API Plans and Pricing
These numbers shift, so confirm at moz.com before committing to a plan. Here’s the rough shape of what’s available:
| Plan | Rows/Month | Price | Best For |
| Free | 10,000 | $0 | Testing & small projects |
| Starter | 100,000 | ~$99/mo | Freelancers & bloggers |
| Medium | 500,000 | ~$249/mo | Agencies & SaaS tools |
| Large | 2,000,000+ | Custom | Enterprise platforms |
The free tier holds up for small projects and internal tools. Once you’re running automated audits or powering a client-facing tool, free won’t last long. Starter or above is where production work lives.
Watch how rows get counted. Each metric field per URL adds to the total — DA, PA, and Spam Score for 10 URLs costs 30 rows, not 10. Read the row-counting docs before you pick a plan.
Common Errors and How to Fix Them
401 Unauthorized
Wrong credentials or a bad header format. Check your Access ID starts with ‘mozscape-’. Look for trailing spaces in the Secret Key. If you’re encoding manually, make sure you’re encoding the full combined string, not each part on its own.
New Keys Returning Zeros
New keys take around 20 minutes to go live across Moz’s infrastructure. All zeros right after generation? Just wait. Nothing wrong with the code — the key hasn’t fully propagated yet.
429 Too Many Requests
You’re over the rate limit. Drop a delay between requests — one second per call works on free plans. For retries, use exponential backoff: 1s, 2s, 4s. A tight loop with no delay will keep hitting 429.
Results Out of Order
Results come back in the same order as the targets you sent. If you’re processing batches asynchronously and not tracking order, you’ll mix up which result belongs to which domain. Index your batches, match by position.
Empty or Null Values
Not every domain comes back with data. New sites, private IPs, and pages Moz hasn’t indexed yet will return null for DA or PA. Always null-check before using these values in math. Never assume all fields are present.
Alternative APIs Worth Knowing
DA and PA are Moz’s own metrics — you can only get them from Moz. That said, other providers offer their own versions of domain authority. Here’s what’s actually out there:
- Ahrefs API — returns Domain Rating (DR) and URL Rating (UR), different algorithm from Moz but widely respected.
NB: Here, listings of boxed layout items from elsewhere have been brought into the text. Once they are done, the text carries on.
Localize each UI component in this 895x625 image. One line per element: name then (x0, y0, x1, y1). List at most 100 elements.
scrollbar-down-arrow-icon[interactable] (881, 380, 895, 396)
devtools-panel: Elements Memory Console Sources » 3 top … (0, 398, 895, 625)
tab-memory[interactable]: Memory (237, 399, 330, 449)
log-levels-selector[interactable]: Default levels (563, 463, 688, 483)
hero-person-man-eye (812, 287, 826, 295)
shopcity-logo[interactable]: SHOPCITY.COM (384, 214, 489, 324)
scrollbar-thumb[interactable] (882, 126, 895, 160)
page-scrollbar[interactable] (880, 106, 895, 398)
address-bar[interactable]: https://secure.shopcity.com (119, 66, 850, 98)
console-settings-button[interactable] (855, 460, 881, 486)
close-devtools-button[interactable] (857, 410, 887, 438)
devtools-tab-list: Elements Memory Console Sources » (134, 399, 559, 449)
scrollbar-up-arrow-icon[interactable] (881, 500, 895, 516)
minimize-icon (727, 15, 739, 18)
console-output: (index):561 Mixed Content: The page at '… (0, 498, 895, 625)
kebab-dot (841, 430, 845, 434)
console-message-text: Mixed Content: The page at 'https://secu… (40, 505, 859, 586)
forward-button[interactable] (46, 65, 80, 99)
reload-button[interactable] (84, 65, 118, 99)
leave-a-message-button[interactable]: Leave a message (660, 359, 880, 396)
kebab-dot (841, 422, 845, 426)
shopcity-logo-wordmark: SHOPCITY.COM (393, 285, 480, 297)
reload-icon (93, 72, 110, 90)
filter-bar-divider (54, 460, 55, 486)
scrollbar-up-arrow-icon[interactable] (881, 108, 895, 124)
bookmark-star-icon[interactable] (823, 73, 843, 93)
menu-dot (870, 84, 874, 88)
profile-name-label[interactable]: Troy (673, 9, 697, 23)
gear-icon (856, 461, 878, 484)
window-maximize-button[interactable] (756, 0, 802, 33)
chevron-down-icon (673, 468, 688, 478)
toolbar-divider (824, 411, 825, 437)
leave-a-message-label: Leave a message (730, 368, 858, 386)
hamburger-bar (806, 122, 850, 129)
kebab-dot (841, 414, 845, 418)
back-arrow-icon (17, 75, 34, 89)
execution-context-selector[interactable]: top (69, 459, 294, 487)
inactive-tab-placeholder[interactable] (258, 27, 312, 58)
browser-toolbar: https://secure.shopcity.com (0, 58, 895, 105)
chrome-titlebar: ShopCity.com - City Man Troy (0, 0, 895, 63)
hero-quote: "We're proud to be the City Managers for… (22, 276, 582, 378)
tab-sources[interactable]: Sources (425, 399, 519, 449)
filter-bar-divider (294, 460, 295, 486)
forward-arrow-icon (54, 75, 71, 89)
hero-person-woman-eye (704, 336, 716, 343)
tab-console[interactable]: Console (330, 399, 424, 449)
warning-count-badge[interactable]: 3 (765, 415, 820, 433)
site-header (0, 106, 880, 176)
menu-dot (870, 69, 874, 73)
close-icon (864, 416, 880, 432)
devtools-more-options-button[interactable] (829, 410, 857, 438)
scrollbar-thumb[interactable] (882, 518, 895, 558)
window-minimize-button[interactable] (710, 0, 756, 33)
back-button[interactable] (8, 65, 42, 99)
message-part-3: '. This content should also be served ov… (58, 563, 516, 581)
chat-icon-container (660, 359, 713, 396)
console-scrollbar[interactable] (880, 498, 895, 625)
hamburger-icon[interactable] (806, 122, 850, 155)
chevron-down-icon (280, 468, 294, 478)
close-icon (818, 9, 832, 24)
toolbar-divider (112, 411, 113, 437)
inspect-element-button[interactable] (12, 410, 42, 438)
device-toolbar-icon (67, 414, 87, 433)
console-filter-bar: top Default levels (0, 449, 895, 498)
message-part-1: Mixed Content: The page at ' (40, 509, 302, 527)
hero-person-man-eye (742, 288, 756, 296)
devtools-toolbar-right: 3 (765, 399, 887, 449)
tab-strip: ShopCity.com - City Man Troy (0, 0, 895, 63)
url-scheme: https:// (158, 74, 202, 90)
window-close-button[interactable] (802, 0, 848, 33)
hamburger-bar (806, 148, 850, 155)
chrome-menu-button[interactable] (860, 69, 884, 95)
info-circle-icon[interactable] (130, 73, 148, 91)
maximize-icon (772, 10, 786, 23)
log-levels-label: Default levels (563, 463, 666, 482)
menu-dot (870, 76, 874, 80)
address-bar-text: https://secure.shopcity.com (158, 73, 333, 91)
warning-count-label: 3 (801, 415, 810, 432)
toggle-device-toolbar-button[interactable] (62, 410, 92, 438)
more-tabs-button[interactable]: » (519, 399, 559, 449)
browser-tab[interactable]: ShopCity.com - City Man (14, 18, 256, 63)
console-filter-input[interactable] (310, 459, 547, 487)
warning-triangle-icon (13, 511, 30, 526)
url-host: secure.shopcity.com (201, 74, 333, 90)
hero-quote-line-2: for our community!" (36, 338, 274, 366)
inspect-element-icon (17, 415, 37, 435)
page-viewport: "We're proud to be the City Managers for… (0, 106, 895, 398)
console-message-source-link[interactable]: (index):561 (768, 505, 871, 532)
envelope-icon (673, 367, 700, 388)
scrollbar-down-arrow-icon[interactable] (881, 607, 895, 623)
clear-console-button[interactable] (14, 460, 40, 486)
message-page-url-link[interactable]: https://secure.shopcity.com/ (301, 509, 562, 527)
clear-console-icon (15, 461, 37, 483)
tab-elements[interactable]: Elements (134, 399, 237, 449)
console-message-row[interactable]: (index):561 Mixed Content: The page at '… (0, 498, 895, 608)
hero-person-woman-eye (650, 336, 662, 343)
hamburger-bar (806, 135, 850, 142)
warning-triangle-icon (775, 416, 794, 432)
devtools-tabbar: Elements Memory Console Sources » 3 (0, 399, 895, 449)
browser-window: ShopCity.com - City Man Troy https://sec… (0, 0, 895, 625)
Requires a paid Ahrefs subscription.
- SEMrush API — returns Authority Score, plus traffic estimates, keyword data, and backlink counts. More expensive but broader data coverage.
- Majestic API — Trust Flow and Citation Flow metrics. Older methodology but still used in some enterprise SEO stacks.
- DataForSEO — reseller API that aggregates data from multiple sources including Moz. Useful if you want DA, DR, and traffic data from one endpoint.
- RapidAPI marketplace — several third-party wrappers around Moz data exist here. Cheaper per call than direct Moz access but you’re relying on a middleman.
If the actual Moz DA and PA numbers are what you need, go direct. Third-party resellers add latency, can fall out of sync with Moz’s index, and give you one more thing that can break in production.
Conclusion on DA PA Checker API
The Moz API is straightforward once you get past the authentication setup. Basic Auth, a POST request with a targets array, and you’re pulling DA, PA, and Spam Score for any domain programmatically.
Start with the free plan. Cache your results. Batch in groups of 50. Keep credentials server-side. Those four habits will take you from a working prototype to a production-ready integration without burning through your quota or leaking keys.
The code examples in this guide give you a working starting point in Python, PHP, and JavaScript. From there, it’s just a matter of plugging the results into whatever you’re building.